Goldman Sachs on HDFC Bank: Loan growth the big driver

According to Goldman Sachs, not only would improvement in loan growth drive operating leverage, but it is also expected to result in “better operating profit growth , about 20% in FY27 from 12% YoY growth in FY25. They also expect a rerating of the stock to “17x FY27 from 14x as visibility on return-on-assets and loan growth improves.”

Though the earnings estimates for FY26 and FY27 have been reduced by 2% and 1% respectively, the price target has been increased by 1%. This is primarily on the back of this improved visibility on loan growth. 

Goldman Sachs on HDFC Bank: Asset quality healthy

HDFC Bank’s overall asset quality remains healthy after the Q1 results announcement. Though the slippage ratio in the agri business was higher on account of seasonal weakness at 1.5% QoQ. 

However, when the numbers are adjusted after utilising gains from the HDB Financial stake sale, “the PCR is quite strong in our view,” added Goldman Sachs. This, along with the total buffer provisioning, which is at 140 bps of the loan book Vs 100 bps in Q4FY25, is seen as a positive for the bank’s books going forward. 

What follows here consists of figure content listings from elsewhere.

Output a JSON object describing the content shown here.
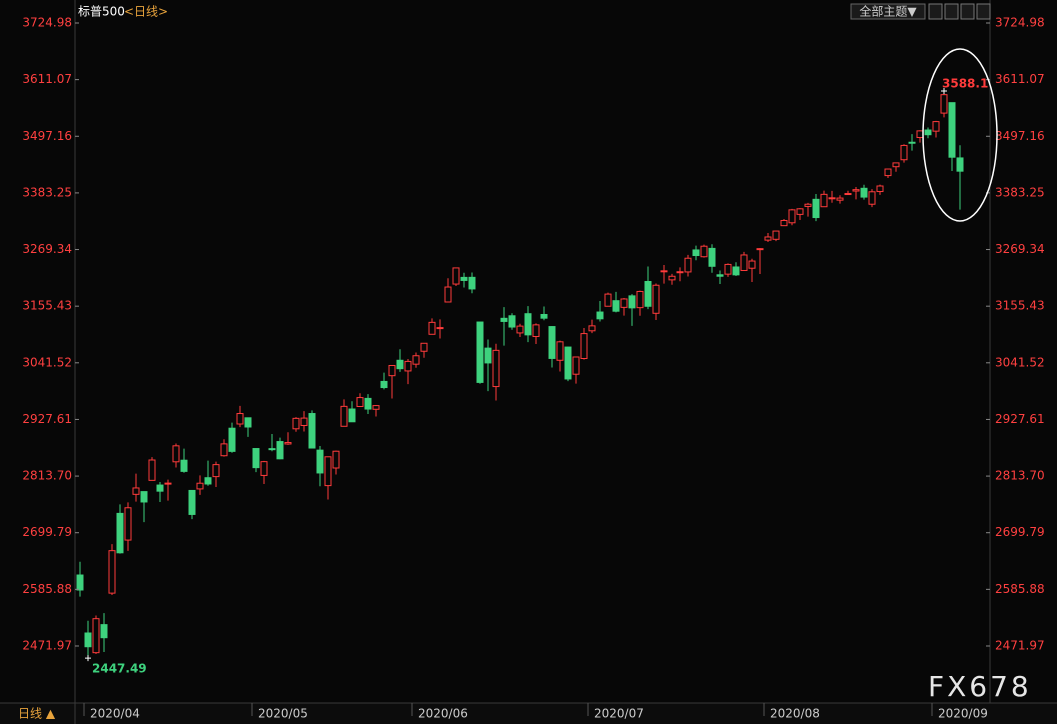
{
  "chart_data": {
    "type": "candlestick",
    "title": "标普500",
    "subtitle": "<日线>",
    "up_color": "#ff3b3b",
    "down_color": "#3ed27e",
    "categories": [
      null,
      "2020/04",
      null,
      null,
      null,
      null,
      null,
      null,
      null,
      null,
      null,
      null,
      null,
      null,
      null,
      null,
      null,
      null,
      null,
      null,
      null,
      null,
      "2020/05",
      null,
      null,
      null,
      null,
      null,
      null,
      null,
      null,
      null,
      null,
      null,
      null,
      null,
      null,
      null,
      null,
      null,
      null,
      null,
      "2020/06",
      null,
      null,
      null,
      null,
      null,
      null,
      null,
      null,
      null,
      null,
      null,
      null,
      null,
      null,
      null,
      null,
      null,
      null,
      null,
      null,
      null,
      "2020/07",
      null,
      null,
      null,
      null,
      null,
      null,
      null,
      null,
      null,
      null,
      null,
      null,
      null,
      null,
      null,
      null,
      null,
      null,
      null,
      null,
      null,
      "2020/08",
      null,
      null,
      null,
      null,
      null,
      null,
      null,
      null,
      null,
      null,
      null,
      null,
      null,
      null,
      null,
      null,
      null,
      null,
      null,
      null,
      "2020/09",
      null,
      null,
      null
    ],
    "open": [
      2614.69,
      2498.08,
      2458.54,
      2514.92,
      2578.28,
      2738.65,
      2685,
      2776.99,
      2782.46,
      2805.1,
      2795.64,
      2799.34,
      2842.43,
      2845.62,
      2784.81,
      2787.89,
      2810.42,
      2812.64,
      2854.65,
      2909.96,
      2918.46,
      2930.91,
      2869.09,
      2815.01,
      2868.88,
      2883.14,
      2878.26,
      2908.83,
      2915.46,
      2939.5,
      2865.86,
      2794.54,
      2829.95,
      2913.86,
      2948.59,
      2953.63,
      2969.95,
      2948.05,
      3004.08,
      3015.65,
      3046.61,
      3025.17,
      3038.78,
      3064.78,
      3098.9,
      3111.56,
      3163.84,
      3199.92,
      3213.32,
      3213.42,
      3123.53,
      3071.04,
      2993.76,
      3131,
      3136.13,
      3101.64,
      3140.29,
      3094.42,
      3138.7,
      3114.4,
      3046.6,
      3073.2,
      3018.59,
      3050.2,
      3105.92,
      3143.64,
      3155.29,
      3166.44,
      3153.07,
      3176.17,
      3152.47,
      3205.08,
      3141.11,
      3225.98,
      3208.36,
      3224.21,
      3224.29,
      3268.52,
      3254.86,
      3271.64,
      3218.58,
      3219.84,
      3234.27,
      3227.22,
      3231.76,
      3270.45,
      3288.26,
      3289.92,
      3317.37,
      3323.17,
      3340.05,
      3356.04,
      3370.34,
      3355.46,
      3372.95,
      3368.66,
      3380.86,
      3387.04,
      3392.51,
      3360.48,
      3386.01,
      3418.09,
      3435.95,
      3449.97,
      3485.14,
      3494.69,
      3509.73,
      3507.44,
      3543.76,
      3564.74,
      3453.6
    ],
    "high": [
      2641.39,
      2522.75,
      2533.22,
      2538.18,
      2676.85,
      2756.89,
      2760.75,
      2818.57,
      2782.46,
      2851.85,
      2801.88,
      2806.51,
      2879.22,
      2868.98,
      2785.54,
      2815.1,
      2844.9,
      2842.71,
      2887.72,
      2921.15,
      2954.86,
      2930.91,
      2869.09,
      2844.24,
      2898.23,
      2891.11,
      2901.92,
      2932.16,
      2944.25,
      2945.82,
      2874.14,
      2852.8,
      2865.01,
      2968.09,
      2964.21,
      2980.29,
      2978.5,
      2956.76,
      3021.72,
      3036.25,
      3068.67,
      3049.17,
      3062.18,
      3081.07,
      3130.94,
      3128.91,
      3211.72,
      3233.13,
      3222.71,
      3223.27,
      3123.53,
      3088.42,
      3079.76,
      3153.45,
      3141.16,
      3120,
      3155.53,
      3120.92,
      3154.9,
      3115.01,
      3086.25,
      3073.73,
      3053.89,
      3111.51,
      3128.44,
      3165.81,
      3182.59,
      3184.15,
      3171.8,
      3179.78,
      3186.82,
      3235.32,
      3200.95,
      3238.28,
      3220.39,
      3233.52,
      3258.61,
      3277.29,
      3279.32,
      3279.99,
      3227.26,
      3241.43,
      3243.72,
      3264.74,
      3250.92,
      3272.17,
      3302.73,
      3306.84,
      3330.77,
      3351.03,
      3352.54,
      3363.29,
      3381.01,
      3387.89,
      3387.24,
      3378.51,
      3387.59,
      3395.06,
      3399.54,
      3390.8,
      3399.96,
      3432.09,
      3444.21,
      3481.07,
      3501.38,
      3509.23,
      3514.77,
      3528.03,
      3588.11,
      3564.85,
      3479.15
    ],
    "low": [
      2571.15,
      2447.49,
      2455.79,
      2459.96,
      2574.57,
      2657.67,
      2663.3,
      2762.36,
      2721.17,
      2805.1,
      2761.54,
      2764.32,
      2830.88,
      2820.43,
      2727.1,
      2775.95,
      2794.26,
      2791.76,
      2852.89,
      2860.71,
      2912.16,
      2892.47,
      2821.61,
      2797.85,
      2863.55,
      2847.65,
      2876.48,
      2902.88,
      2903.44,
      2869.59,
      2793.15,
      2766.64,
      2816.78,
      2913.86,
      2922.35,
      2953.63,
      2938.57,
      2933.59,
      2988.17,
      2969.75,
      3023.4,
      2998.61,
      3031.54,
      3051.64,
      3098.9,
      3090.41,
      3163.84,
      3196,
      3193.11,
      3181.49,
      2999.49,
      2984.47,
      2965.66,
      3076.06,
      3108.03,
      3093.51,
      3083.11,
      3079.39,
      3127.12,
      3032.13,
      3024.01,
      3004.63,
      2999.74,
      3047.83,
      3101.17,
      3124.52,
      3155.29,
      3142.93,
      3136.53,
      3115.7,
      3136.22,
      3149.43,
      3127.66,
      3200.76,
      3198.59,
      3205.65,
      3215.16,
      3247.77,
      3253.1,
      3222.66,
      3200.05,
      3214.25,
      3216.17,
      3227.22,
      3204.13,
      3220.26,
      3284.53,
      3286.37,
      3317.37,
      3318.14,
      3328.72,
      3335.44,
      3326.44,
      3355.46,
      3363.35,
      3361.64,
      3379.22,
      3370.15,
      3369.66,
      3354.69,
      3379.31,
      3413.13,
      3425.84,
      3444.15,
      3468.35,
      3484.32,
      3493.25,
      3494.6,
      3535.23,
      3427.41,
      3349.63
    ],
    "close": [
      2584.59,
      2470.5,
      2526.9,
      2488.65,
      2663.68,
      2659.41,
      2749.98,
      2789.82,
      2761.63,
      2846.06,
      2783.36,
      2799.55,
      2874.56,
      2823.16,
      2736.56,
      2799.31,
      2797.8,
      2836.74,
      2878.48,
      2863.39,
      2939.51,
      2912.43,
      2830.71,
      2842.74,
      2868.44,
      2848.42,
      2881.19,
      2929.8,
      2930.32,
      2870.12,
      2820,
      2852.5,
      2863.7,
      2953.91,
      2922.94,
      2971.61,
      2948.51,
      2955.45,
      2991.77,
      3036.13,
      3029.73,
      3044.31,
      3055.73,
      3080.82,
      3122.87,
      3112.35,
      3193.93,
      3232.39,
      3207.18,
      3190.14,
      3002.1,
      3041.31,
      3066.59,
      3124.74,
      3113.49,
      3115.34,
      3097.74,
      3117.86,
      3131.29,
      3050.33,
      3083.76,
      3009.05,
      3053.24,
      3100.29,
      3115.86,
      3130.01,
      3179.72,
      3145.32,
      3169.94,
      3152.05,
      3185.04,
      3155.22,
      3197.52,
      3226.56,
      3215.57,
      3224.73,
      3251.84,
      3257.3,
      3276.02,
      3235.66,
      3215.63,
      3239.41,
      3218.44,
      3258.44,
      3246.22,
      3271.12,
      3294.61,
      3306.51,
      3327.77,
      3349.16,
      3351.28,
      3360.47,
      3333.69,
      3380.35,
      3373.43,
      3372.85,
      3381.99,
      3389.78,
      3374.85,
      3385.51,
      3397.16,
      3431.28,
      3443.62,
      3478.73,
      3484.55,
      3508.01,
      3500.31,
      3526.65,
      3580.84,
      3455.06,
      3426.96
    ],
    "ylim": [
      2363.33,
      3751.13
    ],
    "yticks": [
      2471.97,
      2585.88,
      2699.79,
      {
        "value": 2813.7,
        "label": "2813.70"
      },
      2927.61,
      3041.52,
      3155.43,
      3269.34,
      3383.25,
      3497.16,
      3611.07,
      3724.98
    ],
    "grid": false
  },
  "ui": {
    "theme_button": "全部主题▼",
    "period_button": "日线 ▲",
    "watermark": "FX678"
  }
}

Goldman Sachs on HDFC Bank: Growth and advances and deposits

Additionally, Goldman Sachs pointed out that advances from HDFC Bank grew 7% QoQ as the bank prioritised profitable growth in the quarter while consolidating loan-to-depoit ratio 95% as of Q1FY26.

The Bank’s deposit growth has just been higher QoQ, but it is also higher than the industry average. According to Goldman Sachs, this has been driven by “strong TD accretion in Q1FY26, CASA, meanwhile, dipped by 90 bps QoQ. 

Goldman Sachs on HDFC Bank: Key risks

However, there are some risks too that one needs to keep in mind. According to Goldman Sachs, “delay in loan growth due to weak macro environment and execution challenges delaying improvement in productivity,” are key factors to watch. 

The international brokerage house also pointed out that “aggressive competition in retail loans, especially mortgages from PSU Banks and further policy cuts impacting margins are key factors to watch.”